Is this bad feedback?  That depends on the standards by which I judge it. By the standards that come most easily—the emotional response shaped by by immediate intellectual judgements about the feedback (e.g., being annoyed that the chair asks for a citation on a claim that I don’t think ought to be cited)—yes, it’s bad feedback.  Bad in two ways: 1. doesn’t give sufficient guidance on how to fix it (e.g., “I don’t like the way you do this” vs. “you need to take steps X, Y, and Z to resolve this problem”), and, 2. emotionally loaded, at times (e.g., not only saying “this is a problem” but also “I don’t know why you refuse to fix this problem”).  The thing about those judgements is that they’re entirely based on my own perspective. What about the professor’s perspective?

I don’t know the professor’s perspective, of course, so I’m left to guess. And given that there is not enough clear guidance on how to fix it to be confident, my guess is a little bit of a shot in the dark. But it’s the best I can do…

In this situation, it’s interesting to try to imagine what the person who gave feedback is thinking. What is it that the chair needs or wants that is not being delivered? Is the resistance a matter of resistance to the general project? Or is it a resistance to a specific absence?  These questions are speculative, of course, but exploring them can be useful at least in defusing some of the emotion. Is the chair unable to understand some points? Or unwilling? Is the problem that the chair disagrees with something or that the chair thinks something is unclear?

A dissertation writer is obviously a student who is n many ways at the mercy of the dissertation chair. But it still can be useful to think as a teacher: suppose, as a teacher, you have trouble reaching a student? Do you say that the student is too stupid? Or do you try to explain the same ideas from a different angle?
Getting feedback can be difficult to deal with, but to try to think through the eyes of the person who gave the feedback can help at least defuse some of the emotional charge.

Once you’re past the emotional charge (at least for a while): What is the plan to persuade that person of the value of your work? What steps can you take? In this case, and in many others, my next step is to look for the feedback that seems the best: there are dozens of comments in this draft—which ones do I think make good points that I want to address?  It’s with these that I will start, and the rest, I’ll look at later—maybe I’ll figure something out for them by trying to respond to the feedback that asks good questions.

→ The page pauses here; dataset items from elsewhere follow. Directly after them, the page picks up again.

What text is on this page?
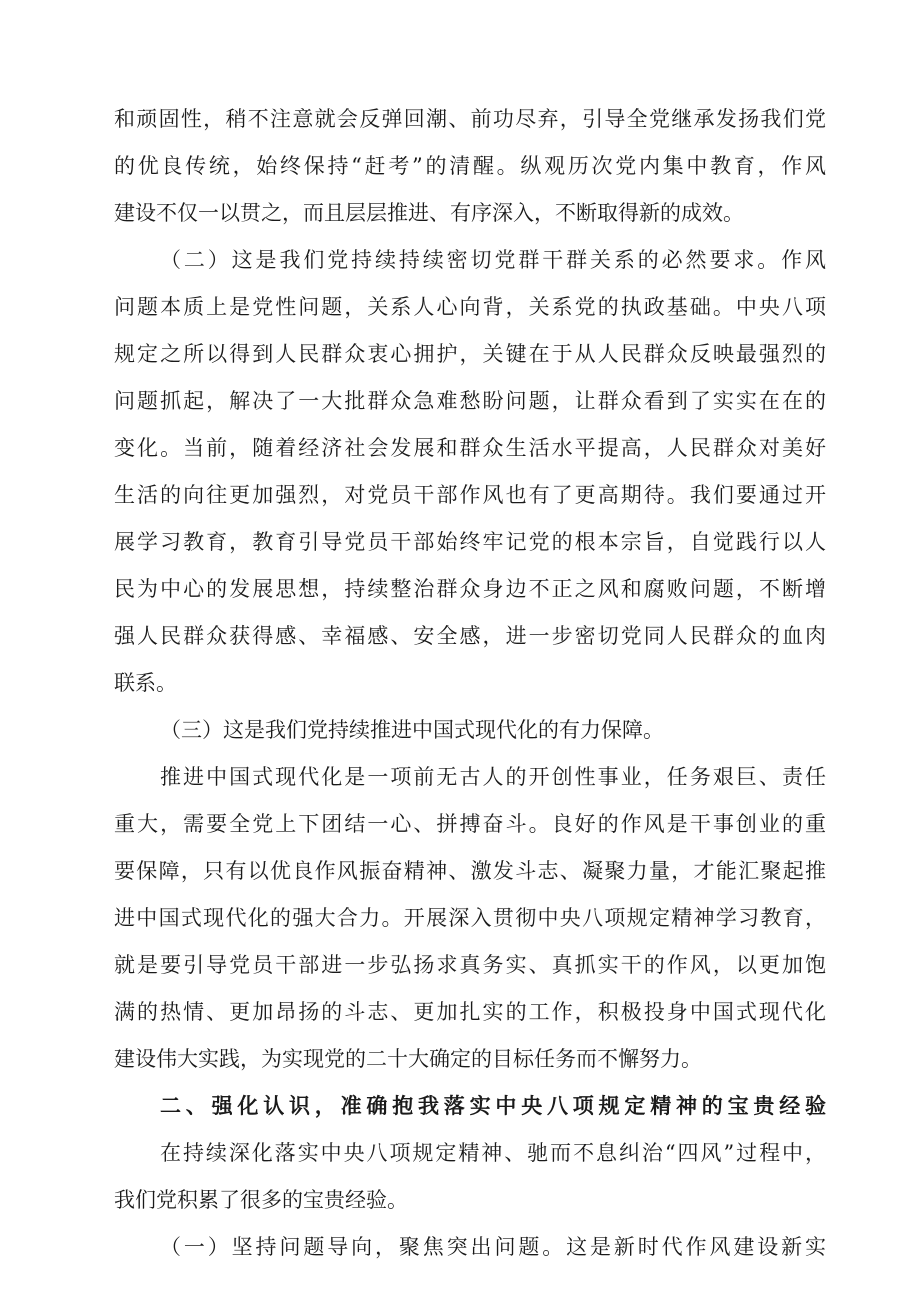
和顽固性，稍不注意就会反弹回潮、前功尽弃，引导全党继承发扬我们党
的优良传统，始终保持“赶考”的清醒。纵观历次党内集中教育，作风
建设不仅一以贯之，而且层层推进、有序深入，不断取得新的成效。
（二）这是我们党持续持续密切党群干群关系的必然要求。作风
问题本质上是党性问题，关系人心向背，关系党的执政基础。中央八项
规定之所以得到人民群众衷心拥护，关键在于从人民群众反映最强烈的
问题抓起，解决了一大批群众急难愁盼问题，让群众看到了实实在在的
变化。当前，随着经济社会发展和群众生活水平提高，人民群众对美好
生活的向往更加强烈，对党员干部作风也有了更高期待。我们要通过开
展学习教育，教育引导党员干部始终牢记党的根本宗旨，自觉践行以人
民为中心的发展思想，持续整治群众身边不正之风和腐败问题，不断增
强人民群众获得感、幸福感、安全感，进一步密切党同人民群众的血肉
联系。
（三）这是我们党持续推进中国式现代化的有力保障。
推进中国式现代化是一项前无古人的开创性事业，任务艰巨、责任
重大，需要全党上下团结一心、拼搏奋斗。良好的作风是干事创业的重
要保障，只有以优良作风振奋精神、激发斗志、凝聚力量，才能汇聚起推
进中国式现代化的强大合力。开展深入贯彻中央八项规定精神学习教育，
就是要引导党员干部进一步弘扬求真务实、真抓实干的作风，以更加饱
满的热情、更加昂扬的斗志、更加扎实的工作，积极投身中国式现代化
建设伟大实践，为实现党的二十大确定的目标任务而不懈努力。
二、强化认识，准确抱我落实中央八项规定精神的宝贵经验
在持续深化落实中央八项规定精神、驰而不息纠治“四风”过程中，
我们党积累了很多的宝贵经验。
（一）坚持问题导向，聚焦突出问题。这是新时代作风建设新实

None of this eliminates the emotional sting of a complaint, or the frustration of wading through pages filled with comments, but it does help me step back from the work to ask whether the same ideas could be conveyed in a different form. And what form would be suitable to satisfy the specific individual of significance (the chair)? The written work is not an abstract sharing of some idealized truth, but rather a lesson that teaches your reader the value of the work. If your reader doesn’t get it the first time, how can you do it differently to resolve the difficulties that appeared?